Linda figures Peacehaven Village will likely be her “last stop”. She’s ok with that because she likes living at Peacehaven, a lot.

That being said, if there’s something in her life she doesn’t like, Linda still firmly believes it’s up to her to do something positive to change it, for the better.

This belief has seen Linda advocate to ensure activities are mind-stimulating and meaningful to all residents and she has worked collaboratively with Peacehaven management to establish a dedicated ‘resident’s lounge’ at Peacehaven – an accessible space outside of a resident’s room or flat - which they can choose to use in any way they see fit.

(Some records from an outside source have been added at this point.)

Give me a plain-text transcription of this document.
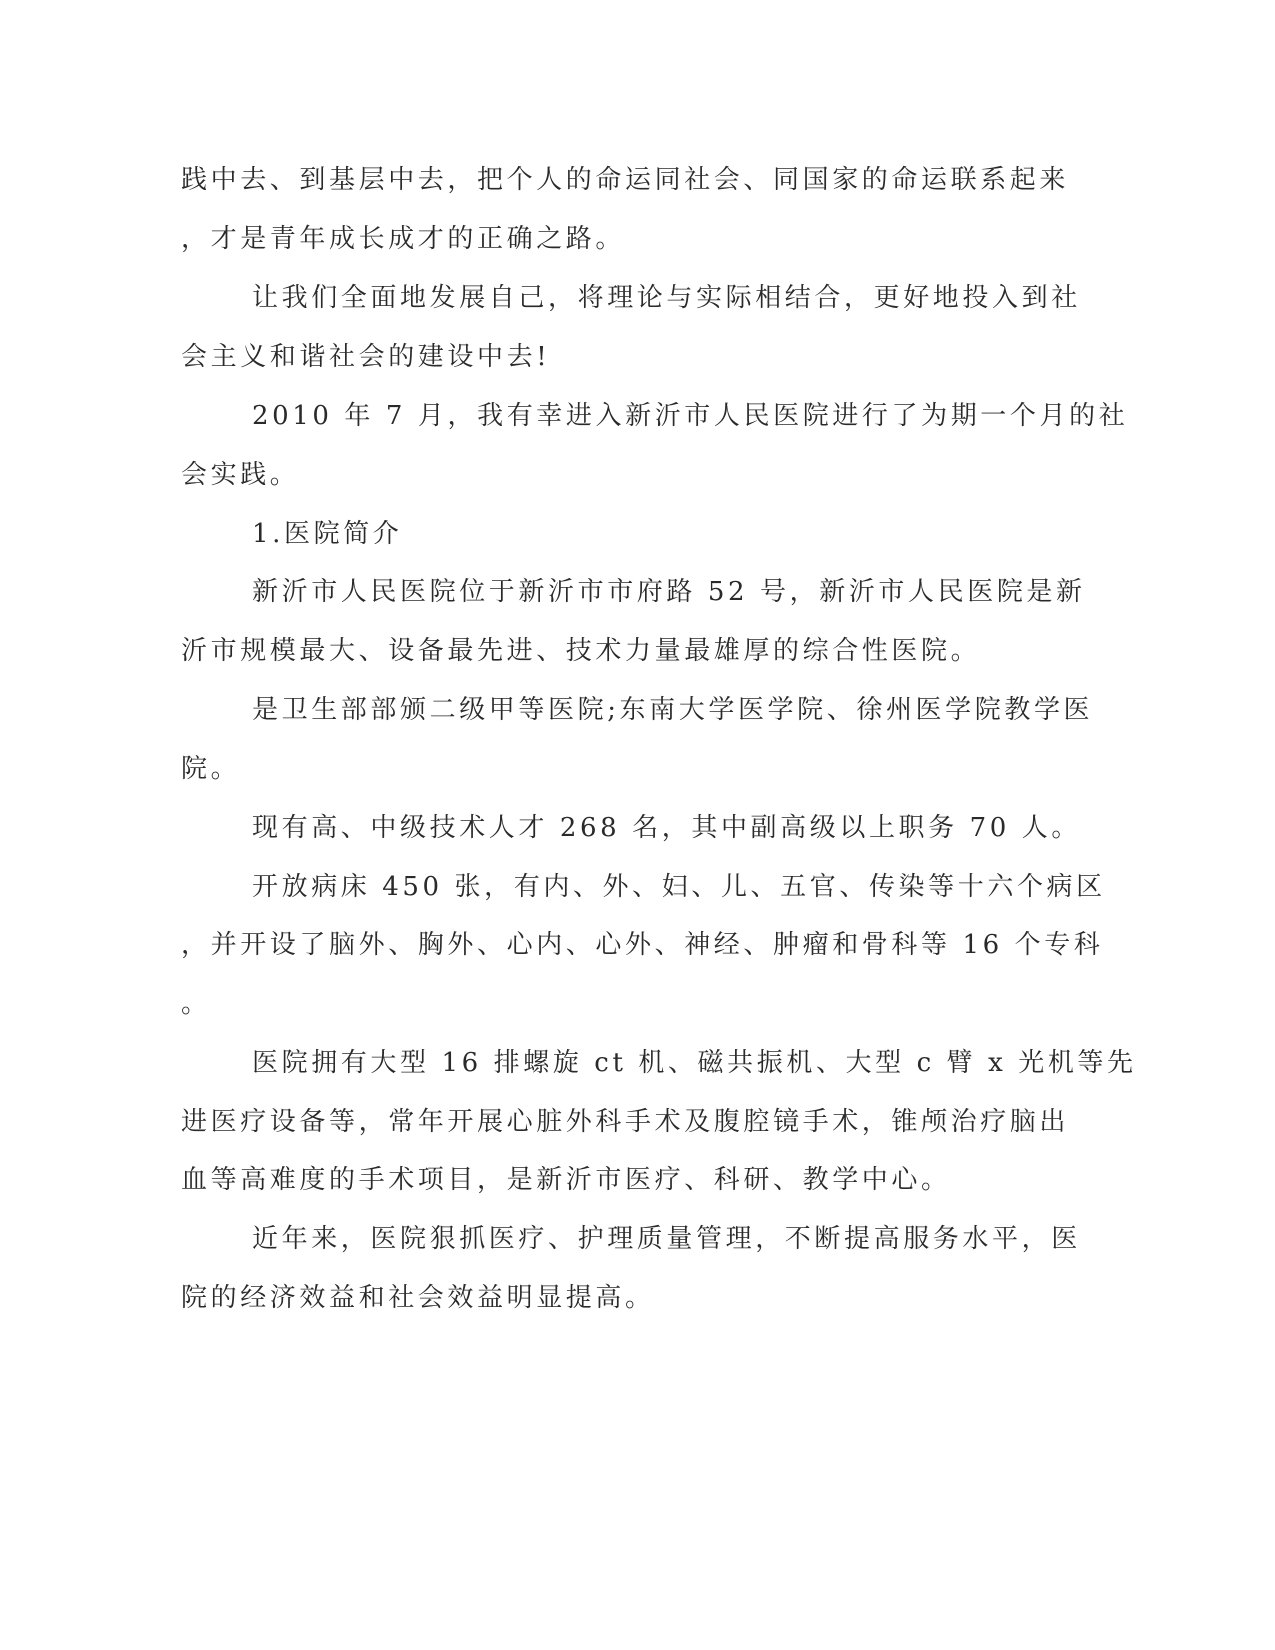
践中去、到基层中去，把个人的命运同社会、同国家的命运联系起来
，才是青年成长成才的正确之路。
让我们全面地发展自己，将理论与实际相结合，更好地投入到社
会主义和谐社会的建设中去!
2010 年 7 月，我有幸进入新沂市人民医院进行了为期一个月的社
会实践。
1.医院简介
新沂市人民医院位于新沂市市府路 52 号，新沂市人民医院是新
沂市规模最大、设备最先进、技术力量最雄厚的综合性医院。
是卫生部部颁二级甲等医院;东南大学医学院、徐州医学院教学医
院。
现有高、中级技术人才 268 名，其中副高级以上职务 70 人。
开放病床 450 张，有内、外、妇、儿、五官、传染等十六个病区
，并开设了脑外、胸外、心内、心外、神经、肿瘤和骨科等 16 个专科
。
医院拥有大型 16 排螺旋 ct 机、磁共振机、大型 c 臂 x 光机等先
进医疗设备等，常年开展心脏外科手术及腹腔镜手术，锥颅治疗脑出
血等高难度的手术项目，是新沂市医疗、科研、教学中心。
近年来，医院狠抓医疗、护理质量管理，不断提高服务水平，医
院的经济效益和社会效益明显提高。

At any given time of the day, Linda says, you’ll find the light and airy room filled with a number of residents engaged in conversation, or healthy debate; or they may be sharing a skill or craft with others or a group could be workshopping up something creative; or you might find residents listening to and asking questions of a guest speaker or community group member who has been invited along to talk to, and with, residents on a menagerie of topics they have come up with.

Linda says these ‘talkfests’ are simply an open invitation for anyone that wants to, to engage in “meaningful conversations about deeper things that matter to them”. Linda believes they not only provide residents with knowledge, they engage residents in social interaction, offer them useful connections to the community and help alleviate fears around the likes of ageing, disability and dying.

And, “if you time it just right,” you’ll happen upon a lively resident-hosted ‘Happy Hour’ where
“lots of laughter and banter is shared ... and the odd story or two gets a tad taller!”

Linda believes she has mellowed with the years.

Now, when advocating for herself or on behalf of friends and fellow residents, she can pick her battles and let some things go.

But get her started on topics such as voluntary euthanasia, medical marijuana, pro-choice, disability rights and mental health … the world might find there’s a lot of life left in her yet!